Sammlung der Entscheidungen des Schweizerischen Bundesgerichts
Collection des arrêts du Tribunal fédéral suisse
Raccolta delle decisioni del Tribunale federale svizzero

BGE 82 III 14



82 III 14

5. Auszug aus dem Entscheid vom 30. April 1956 i. S. Keller. Regeste

    Beginn der Frist zum Rekurs nach Art. 19 SchKG. Der Beschwerdeführer
hat dafür zu sorgen, dass ihm der Entscheid bei längerer Abwesenheit vom
Wohnorte gleichwohl zugestellt werden kann.

Sachverhalt

                     Aus dem Tatbestand:

    A.- Der Schuldner Ernst Keller beschwerte sich über die Nachpfändung
eines Provisionsguthabens. Die kantonale Aufsichtsbehörde wies die
Beschwerde am 1. März 1956 teilweise ab. Der Entscheid wurde am
5. März 1956 in der Wohnung des Schuldners in Meilen zugestellt. Die
Empfangsbescheinigung ist mit "E. Keller" unterzeichnet.
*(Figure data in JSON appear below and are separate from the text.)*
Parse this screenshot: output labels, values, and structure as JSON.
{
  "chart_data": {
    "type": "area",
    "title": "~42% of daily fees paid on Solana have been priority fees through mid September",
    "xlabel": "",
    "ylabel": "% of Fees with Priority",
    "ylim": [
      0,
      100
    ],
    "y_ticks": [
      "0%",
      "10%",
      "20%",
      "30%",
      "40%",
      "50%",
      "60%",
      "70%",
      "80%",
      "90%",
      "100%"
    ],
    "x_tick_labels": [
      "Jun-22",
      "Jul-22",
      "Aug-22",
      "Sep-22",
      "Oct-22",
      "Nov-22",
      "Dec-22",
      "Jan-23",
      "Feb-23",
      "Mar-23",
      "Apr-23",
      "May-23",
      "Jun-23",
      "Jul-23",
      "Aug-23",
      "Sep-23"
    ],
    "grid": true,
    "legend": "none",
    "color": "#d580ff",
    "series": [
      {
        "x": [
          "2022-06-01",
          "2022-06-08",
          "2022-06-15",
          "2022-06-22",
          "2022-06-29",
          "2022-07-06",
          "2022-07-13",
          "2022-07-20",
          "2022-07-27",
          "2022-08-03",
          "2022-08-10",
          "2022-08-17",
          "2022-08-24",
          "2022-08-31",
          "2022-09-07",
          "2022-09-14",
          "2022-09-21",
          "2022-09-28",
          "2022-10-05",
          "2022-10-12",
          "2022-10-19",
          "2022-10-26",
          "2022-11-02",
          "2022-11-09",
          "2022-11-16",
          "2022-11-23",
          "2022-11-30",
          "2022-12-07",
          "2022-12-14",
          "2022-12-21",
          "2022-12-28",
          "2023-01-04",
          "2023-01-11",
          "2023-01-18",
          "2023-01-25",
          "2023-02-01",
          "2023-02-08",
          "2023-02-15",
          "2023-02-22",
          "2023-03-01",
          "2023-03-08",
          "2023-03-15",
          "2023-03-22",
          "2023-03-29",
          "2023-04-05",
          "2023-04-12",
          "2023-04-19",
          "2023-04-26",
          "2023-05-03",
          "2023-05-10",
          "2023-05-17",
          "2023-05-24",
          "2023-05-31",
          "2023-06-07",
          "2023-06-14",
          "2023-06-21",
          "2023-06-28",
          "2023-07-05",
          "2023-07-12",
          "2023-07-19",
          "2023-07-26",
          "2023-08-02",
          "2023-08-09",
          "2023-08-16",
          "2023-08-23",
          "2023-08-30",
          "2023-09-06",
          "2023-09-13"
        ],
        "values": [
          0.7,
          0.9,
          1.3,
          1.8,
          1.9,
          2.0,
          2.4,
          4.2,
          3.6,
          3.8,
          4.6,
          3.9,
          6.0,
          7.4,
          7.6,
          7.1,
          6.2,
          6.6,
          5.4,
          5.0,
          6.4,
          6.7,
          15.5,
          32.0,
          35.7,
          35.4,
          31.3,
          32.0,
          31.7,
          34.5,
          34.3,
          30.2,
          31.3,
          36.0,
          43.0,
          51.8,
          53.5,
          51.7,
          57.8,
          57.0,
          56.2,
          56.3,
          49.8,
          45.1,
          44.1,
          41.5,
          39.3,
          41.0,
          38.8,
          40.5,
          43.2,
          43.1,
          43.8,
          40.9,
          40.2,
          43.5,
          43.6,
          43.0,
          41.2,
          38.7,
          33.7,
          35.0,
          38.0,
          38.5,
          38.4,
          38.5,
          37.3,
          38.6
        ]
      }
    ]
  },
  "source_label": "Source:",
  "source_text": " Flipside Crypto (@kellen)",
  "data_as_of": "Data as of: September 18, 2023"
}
    B.- Mit einer vom 20. April 1956 datierten, in Zürich am 23. April
1956 aufgegebenen Rekursschrift verlangt der Schuldner die gänzliche
Aufhebung der Nachpfändung.

    Er erklärt einleitend, der kantonale Entscheid habe ihn "als mich im
Auslande auf Urlaubsreise befindlich" erst am 19. April erreicht. Nach
telephonischer Auskunft des Betreibungsamtes Meilen war der Entscheid
wahrscheinlich der Haushälterin des Schuldners, die auch Keller heisst,
übergeben worden.

Auszug aus den Erwägungen:

    Die Schuldbetreibungs- und Konkurskammer zieht in Erwägung:

Erwägung 1

    1.- Die Rekursfrist von zehn Tagen nach Art. 19 SchKG läuft von der
Zustellung des kantonalen Entscheides unter Angabe der Entscheidungsgründe
an (Art. 77 OG). Diese Zustellung fand hier an der vom Schuldner in der
Beschwerde angegebenen Wohnadresse am 5. März 1956 statt. Dass die Person,
die den Entscheid entgegennahm und den Empfang bescheinigte, hiezu nicht
ermächtigt gewesen sei, wird nicht eingewendet. Auch sonst wird die Art
und Weise der Zustellung nicht bemängelt, und es ist denn auch nicht zu
finden, wieso die als Gerichtsurkunde (acte judiciaire, atto giudiziale)
im Sinne der Postordnung bezeichnete Sendung nicht in richtiger Form
zugestellt worden sein sollte.

Erwägung 2

    2.- Der Rekurs ist somit verspätet. Übrigens wäre dem Schuldner
nicht freigestanden, sich für längere Zeit vom Wohnorte zu entfernen,
ohne für die Möglichkeit der Zustellung des von ihm selbst anbegehrten
Entscheides auch während seiner Abwesenheit zu sorgen, sei es durch
Meldung seines jeweiligen Aufenthaltsortes oder durch Bezeichnung eines
Zustellungsempfängers. Vernachlässigte er diese Sorgfaltspflicht, und
vereitelte er damit eine in gehöriger Weise versuchte Zustellung, so
hatte er den Zustellungsversuch als Zustellung gelten zu lassen (vgl. BGE
78 I 129 Erw. 1 a.E.; Urteil der II. Zivilabteilung vom 6. März 1956
i.S. Bürgisser gegen Vormundschaftsbehörde Zürich (BGE 81 II Heft 2) mit
weitern Zitaten). Indessen ist hier, wie erwähnt, die Gültigkeit der am
5. März 1956 erfolgten Zustellung gar nicht bestritten.

Entscheid:

       Demnach erkennt die Schuldbetr.- u. Konkurskammer:

    Auf den Rekurs wird nicht eingetreten.